The latest results from the National Center for Health Statistics’ survey on wireless phone use are in, and they reveal that just over 20 percent of all US households have now cut the wire and exclusively use cell phones for voice communication. That number is up from over 17 percent from the previous survey, and for the first time since the NCHS has been keeping track of wireless phone use, this number exceeds the percentage of households that rely on landline phones only—down to a little over 17 percent.
The NCHS collects this data as part of its twice-yearly National Health Interview Survey. Because phone numbers are collected during the interviews for follow-up questions, NCHS began asking questions about wireless phone use in 2003. The NCHS compiles this data since many telephone-based surveys use only landline numbers, and so potential respondents who rely solely on a cellphone would be left out, causing such a survey’s results to be skewed and unreliable.
Not only has the percentage of wireless-only households exceeded the percentage of landline-only households, but wireless-only households increased 17 percent from the first half of 2008. That’s the largest increase in wireless-only households since NCHS started collecting this data, according to the report. While nearly 60 percent of households use both wireless and landline phone service, one in seven households receive all or most calls via cellphone.
This trend has been ongoing for some time, but even early last year AT&T noted that landline customers were decreasing significantly. In its most recent quarter, for instance, the company got less than 30 percent of its revenue from wired voice customers, and over 40 percent from wireless customers. Likewise, Verizon saw landline subscribers decrease from 39 to 35 million, while wireless subscribers increased from 67 to 87 million.
Stephen Blumberg, senior scientist at the Centers for Disease Control and one of the authors of the report, believes the large jump is likely due to the recession. “We do expect that with the recession, we’d see an increase in the prevalence of wireless only households, above what we might have expected had there been no recession,” Blumberg told the Associated Press.
The demographic data that accompanies the report shows that large percentages of groups that might be associated with lower income live in wireless only households. Over a third of young people aged 18-29 are wireless-only. Over 60 percent of adults that share a house or apartment with roommates, nearly 40 percent of all renters, and 25 percent of Hispanics are wireless-only.

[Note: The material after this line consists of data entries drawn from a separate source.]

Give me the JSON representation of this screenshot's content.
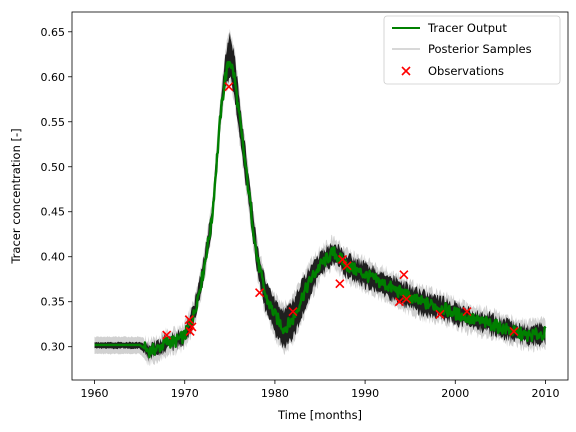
{
  "chart_data": {
    "type": "line",
    "xlabel": "Time [months]",
    "ylabel": "Tracer concentration [-]",
    "xlim": [
      1957.5,
      2012.5
    ],
    "ylim": [
      0.263,
      0.672
    ],
    "x_ticks": [
      1960,
      1970,
      1980,
      1990,
      2000,
      2010
    ],
    "y_ticks": [
      0.3,
      0.35,
      0.4,
      0.45,
      0.5,
      0.55,
      0.6,
      0.65
    ],
    "x_tick_labels": [
      "1960",
      "1970",
      "1980",
      "1990",
      "2000",
      "2010"
    ],
    "y_tick_labels": [
      "0.30",
      "0.35",
      "0.40",
      "0.45",
      "0.50",
      "0.55",
      "0.60",
      "0.65"
    ],
    "grid": false,
    "legend_position": "top-right",
    "series": [
      {
        "name": "Tracer Output",
        "kind": "line",
        "color": "#008000",
        "x": [
          1960,
          1965,
          1966,
          1967,
          1968,
          1969,
          1970,
          1971,
          1972,
          1973,
          1973.5,
          1974,
          1974.5,
          1975,
          1975.5,
          1976,
          1977,
          1978,
          1979,
          1980,
          1981,
          1982,
          1983,
          1984,
          1985,
          1986,
          1986.5,
          1987,
          1988,
          1990,
          1992,
          1994,
          1996,
          1998,
          2000,
          2002,
          2004,
          2006,
          2008,
          2010
        ],
        "y": [
          0.302,
          0.302,
          0.295,
          0.298,
          0.305,
          0.306,
          0.312,
          0.335,
          0.38,
          0.44,
          0.5,
          0.56,
          0.6,
          0.62,
          0.6,
          0.56,
          0.48,
          0.4,
          0.355,
          0.335,
          0.32,
          0.33,
          0.355,
          0.375,
          0.39,
          0.4,
          0.405,
          0.4,
          0.39,
          0.38,
          0.37,
          0.36,
          0.35,
          0.345,
          0.337,
          0.33,
          0.325,
          0.318,
          0.312,
          0.315
        ]
      },
      {
        "name": "Posterior Samples",
        "kind": "band",
        "color": "#000000",
        "x": [
          1960,
          1965,
          1966,
          1967,
          1968,
          1969,
          1970,
          1971,
          1972,
          1973,
          1973.5,
          1974,
          1974.5,
          1975,
          1975.5,
          1976,
          1977,
          1978,
          1979,
          1980,
          1981,
          1982,
          1983,
          1984,
          1985,
          1986,
          1986.5,
          1987,
          1988,
          1990,
          1992,
          1994,
          1996,
          1998,
          2000,
          2002,
          2004,
          2006,
          2008,
          2010
        ],
        "lower": [
          0.298,
          0.298,
          0.288,
          0.292,
          0.298,
          0.3,
          0.305,
          0.325,
          0.37,
          0.43,
          0.49,
          0.55,
          0.59,
          0.6,
          0.58,
          0.54,
          0.465,
          0.385,
          0.34,
          0.315,
          0.3,
          0.31,
          0.335,
          0.36,
          0.38,
          0.39,
          0.395,
          0.39,
          0.378,
          0.368,
          0.358,
          0.348,
          0.338,
          0.334,
          0.327,
          0.321,
          0.316,
          0.309,
          0.303,
          0.305
        ],
        "upper": [
          0.305,
          0.305,
          0.302,
          0.305,
          0.312,
          0.313,
          0.32,
          0.345,
          0.392,
          0.452,
          0.512,
          0.575,
          0.625,
          0.648,
          0.625,
          0.582,
          0.497,
          0.415,
          0.37,
          0.352,
          0.34,
          0.35,
          0.372,
          0.39,
          0.403,
          0.412,
          0.415,
          0.41,
          0.401,
          0.391,
          0.381,
          0.371,
          0.361,
          0.355,
          0.347,
          0.339,
          0.334,
          0.327,
          0.321,
          0.324
        ]
      },
      {
        "name": "Observations",
        "kind": "scatter",
        "color": "#ff0000",
        "marker": "x",
        "x": [
          1968.0,
          1970.5,
          1970.6,
          1970.8,
          1974.9,
          1978.3,
          1982.0,
          1987.2,
          1987.5,
          1988.0,
          1993.8,
          1994.3,
          1994.6,
          1998.3,
          2001.3,
          2006.5
        ],
        "y": [
          0.313,
          0.33,
          0.317,
          0.322,
          0.589,
          0.36,
          0.339,
          0.37,
          0.397,
          0.39,
          0.35,
          0.38,
          0.353,
          0.336,
          0.339,
          0.317
        ]
      }
    ]
  }
}
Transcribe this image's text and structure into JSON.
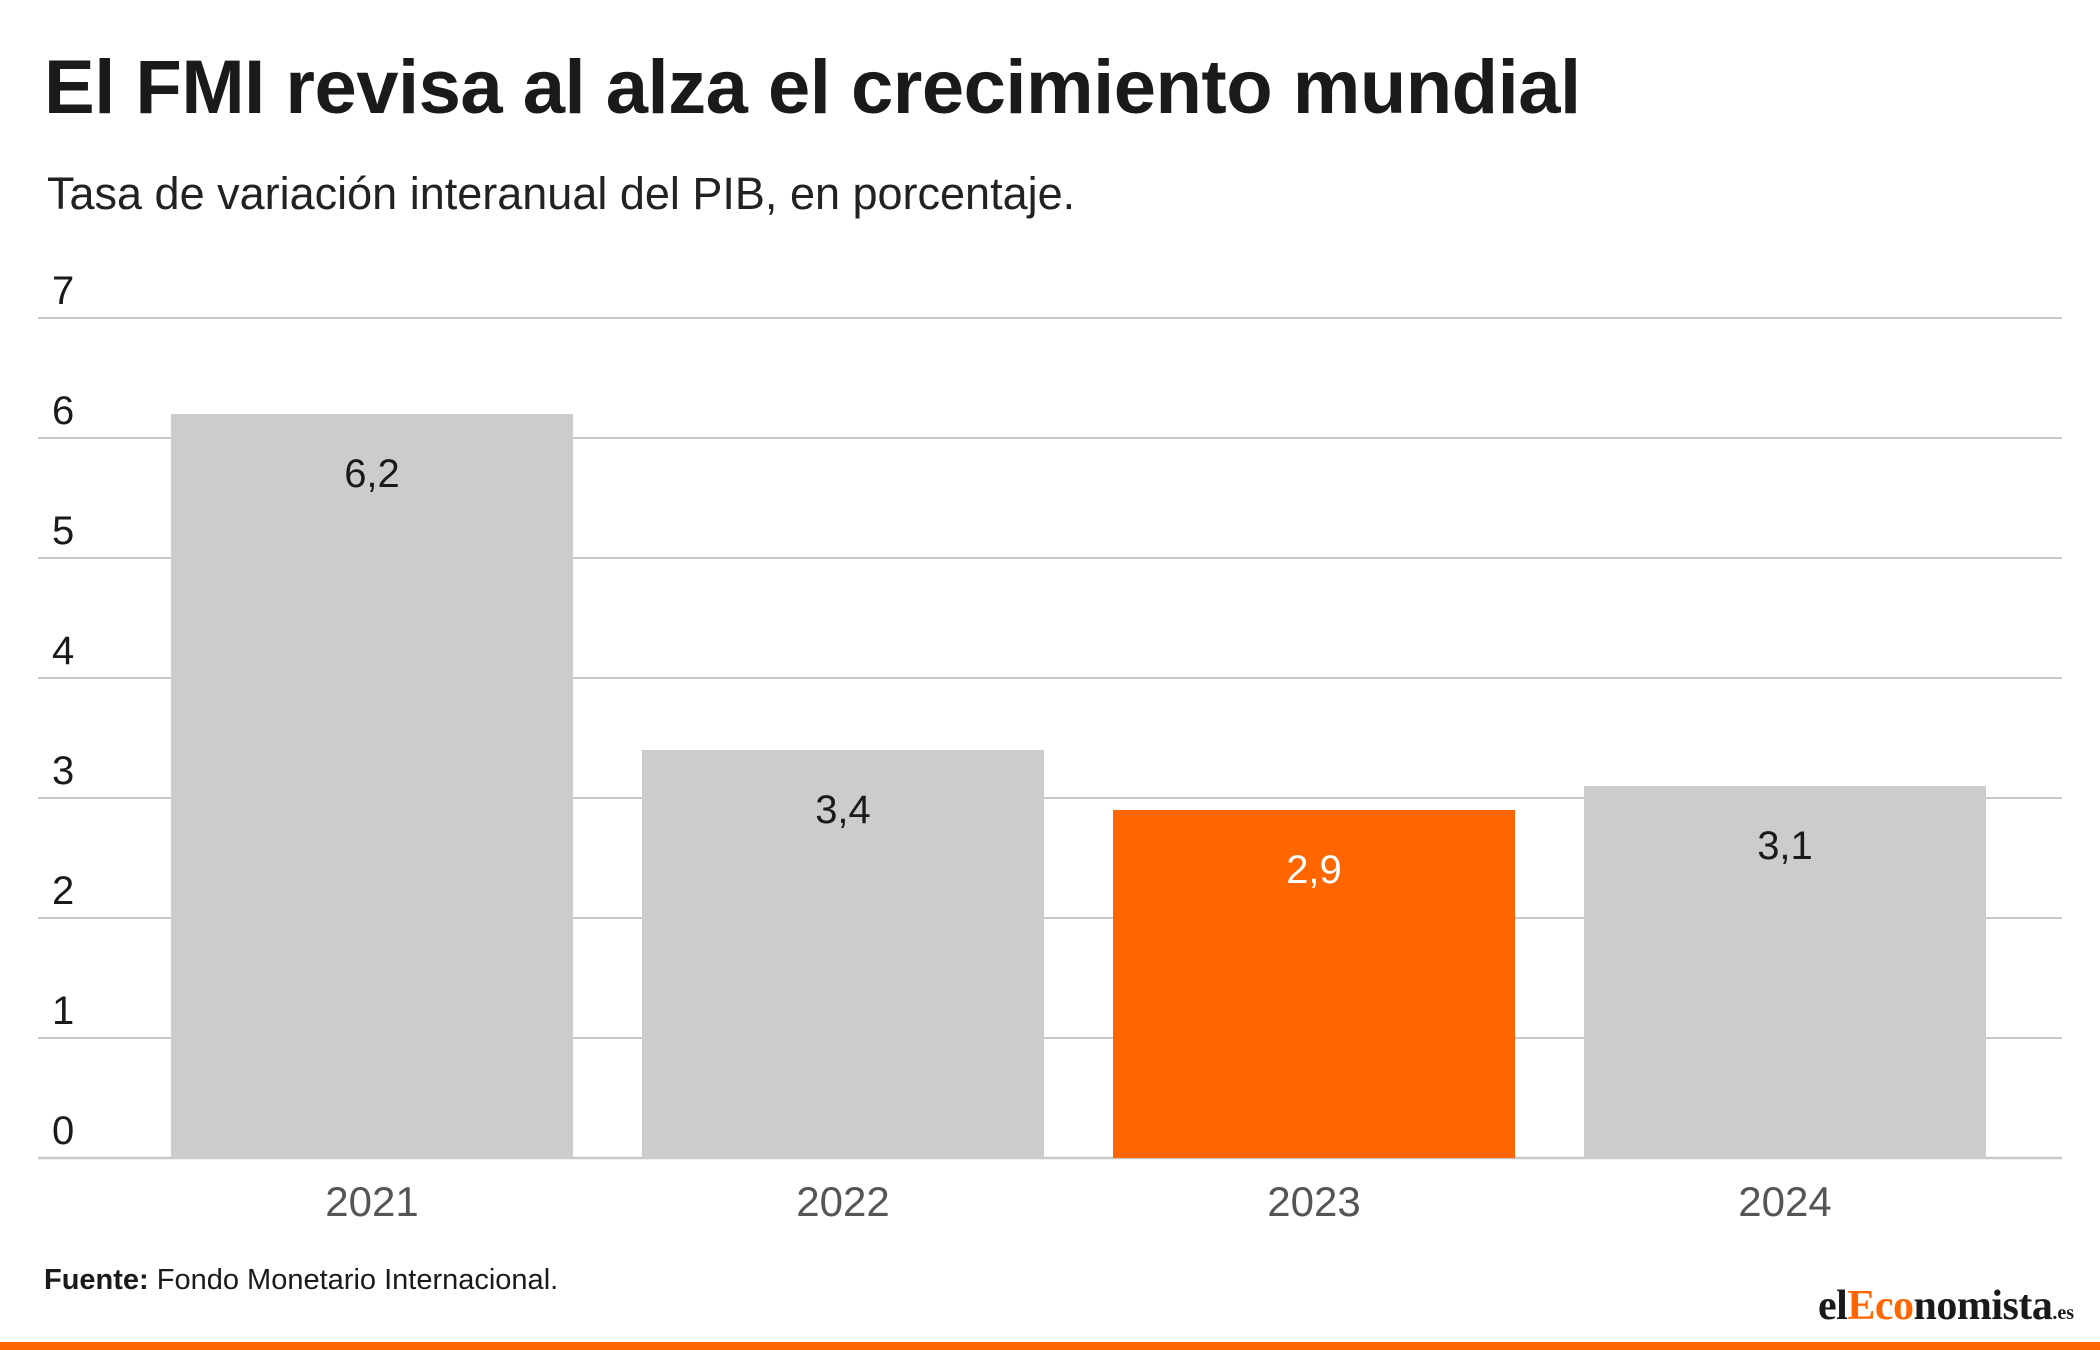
{
  "header": {
    "title": "El FMI revisa al alza el crecimiento mundial",
    "subtitle": "Tasa de variación interanual del PIB, en porcentaje."
  },
  "chart_data": {
    "type": "bar",
    "title": "El FMI revisa al alza el crecimiento mundial",
    "subtitle": "Tasa de variación interanual del PIB, en porcentaje.",
    "xlabel": "",
    "ylabel": "",
    "categories": [
      "2021",
      "2022",
      "2023",
      "2024"
    ],
    "values": [
      6.2,
      3.4,
      2.9,
      3.1
    ],
    "value_labels": [
      "6,2",
      "3,4",
      "2,9",
      "3,1"
    ],
    "highlight_index": 2,
    "ylim": [
      0,
      7
    ],
    "yticks": [
      0,
      1,
      2,
      3,
      4,
      5,
      6,
      7
    ],
    "grid": true,
    "legend": "none",
    "colors": {
      "bar": "#cccccc",
      "highlight": "#ff6600",
      "grid": "#c8c8c8",
      "label_dark": "#1a1a1a",
      "label_light": "#ffffff",
      "axis_text": "#555555"
    }
  },
  "footer": {
    "source_label": "Fuente:",
    "source_text": " Fondo Monetario Internacional.",
    "logo_part1": "el",
    "logo_part2": "Eco",
    "logo_part3": "nomista",
    "logo_tld": ".es"
  }
}
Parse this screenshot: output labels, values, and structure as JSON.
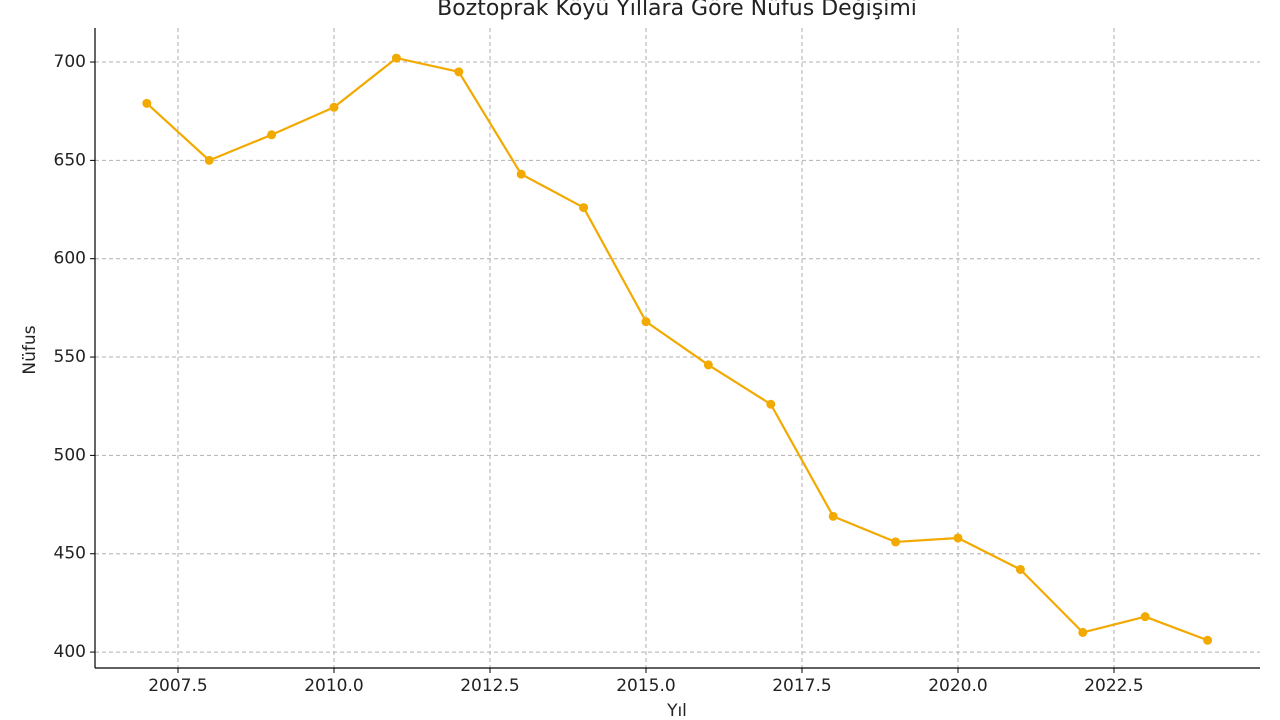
{
  "chart_data": {
    "type": "line",
    "title": "Boztoprak Köyü Yıllara Göre Nüfus Değişimi",
    "x_label": "Yıl",
    "y_label": "Nüfus",
    "x": [
      2007,
      2008,
      2009,
      2010,
      2011,
      2012,
      2013,
      2014,
      2015,
      2016,
      2017,
      2018,
      2019,
      2020,
      2021,
      2022,
      2023,
      2024
    ],
    "series": [
      {
        "color": "#f2a900",
        "values": [
          679,
          650,
          663,
          677,
          702,
          695,
          643,
          626,
          568,
          546,
          526,
          469,
          456,
          458,
          442,
          410,
          418,
          406
        ]
      }
    ],
    "xlim": [
      2006.17,
      2024.84
    ],
    "ylim": [
      391.9,
      717.3
    ],
    "xticks": [
      2007.5,
      {
        "value": 2010,
        "label": "2010.0"
      },
      2012.5,
      {
        "value": 2015,
        "label": "2015.0"
      },
      2017.5,
      {
        "value": 2020,
        "label": "2020.0"
      },
      2022.5
    ],
    "yticks": [
      400,
      450,
      500,
      550,
      600,
      650,
      700
    ],
    "grid": true
  }
}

Though the convenience of an always available connection certainly appeals to tech-savvy and young people in general, it just doesn’t make a lot of economic sense to pay for a landline when you can make and receive calls from your cellphone—especially when domestic long-distance charges are often included. “The end game is consumers are paying two bills for the same service,” John Fletcher, an analyst for the market research firm SNL Kagan,told the Associated Press “Which are they going to choose? They’ll choose the one they can take with them in their car.”